Further characterization of the recurrent fusions. (A) Distribution of fusions according to the junction position relative to the parental exons. E/E: both 5′ and 3′ using known exon boundaries; E/M or M/E: one side using known exon boundary, the other not; M/M: both sides fall into the middle of known exons. (B) Motif scanning using sequences 200 bp immediately upstream or downstream to the fusion junction site of both 5′ genes and 3′ genes. Shown are the motifs found having the highest GLAM2 scores. (C) Known RNA-binding motifs matching the motifs found through MEME. Using P = 0.001 as cutoff, one known RNA-binding motif was found similar to the 5′ gene downstream motif. Five RNA-binding motifs were found similar to the 3′ gene downstream motif.

Figure 5.

Functional relevance of the fusions. (A) Distribution of the fusions according to their protein-coding potential: the known protein coding sequence of the 3′ gene uses a different reading frame than the 5′ gene (frame-shift); the known reading frame of the 3′ gene is the same as the 5′ gene (in-frame); no effect on the reading frame of the parental genes (NA). (B) CTBS-GNG5 and CTNNBIP1-CLSTN1 are widely expressed among tissues and cell lines. (C) An siRNA targeting CTBS-GNG5 resulted in significant reduction of the fusion transcript in immortalized astrocytes. (D) Knocking down CTBS-GNG5 using the fusion-targeting siRNA resulted in significance growth suppression and reduction in cell motility. (E) The siRNA also specifically silenced CTBS-GNG5 fusion transcript in RWPE-1 cells. (F) Knocking down CTBS-GNG5 in RWPE cells also resulted in reduced cell growth and motility. (G) An siRNA targeting CTNNBIP1-CLSTN1 resulted in significant reduction of the fusion transcript, but not wild-type CTNNBIP1 in immortalized astrocytes.
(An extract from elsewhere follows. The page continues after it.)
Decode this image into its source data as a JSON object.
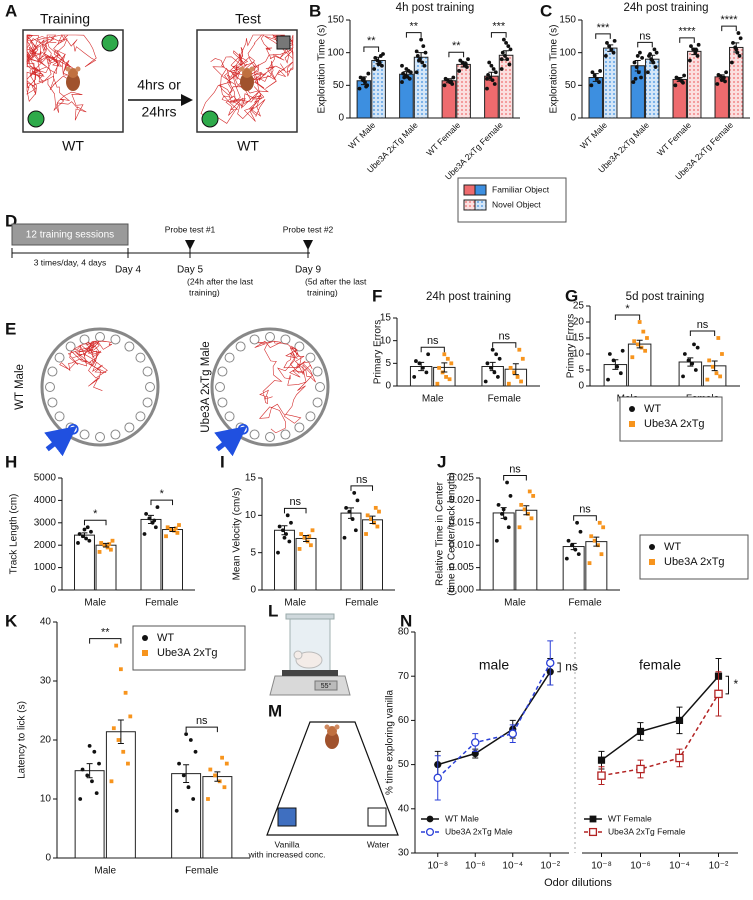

Wild-type CLSTN1 was undetectable in these cells. (H) Knocking down CTNNBIP1-CLSTN1 in these astrocyte cells resulted in reduced cell growth and motility. **P < 0.005. ***P < 0.001.

Figure 6.

Conservation and cancer implications. (A) Fusion RNAs of 81 samples from 15 mouse tissues. Similar to that in human, INTRACHR-SS-0GAP also constituted the biggest portion. (B) Distribution of fusions according to the junction position relative to the parental exon. (C) Venn diagram showing the similarities/differences of fusions in Homo sapiens versus Mus musculus. (D) Venn diagram showing the common fusions in the normal tissues/cells versus the Mitelman Database of Chromosome Aberrations and Gene Fusions in Cancer. Thirteen common fusions are listed.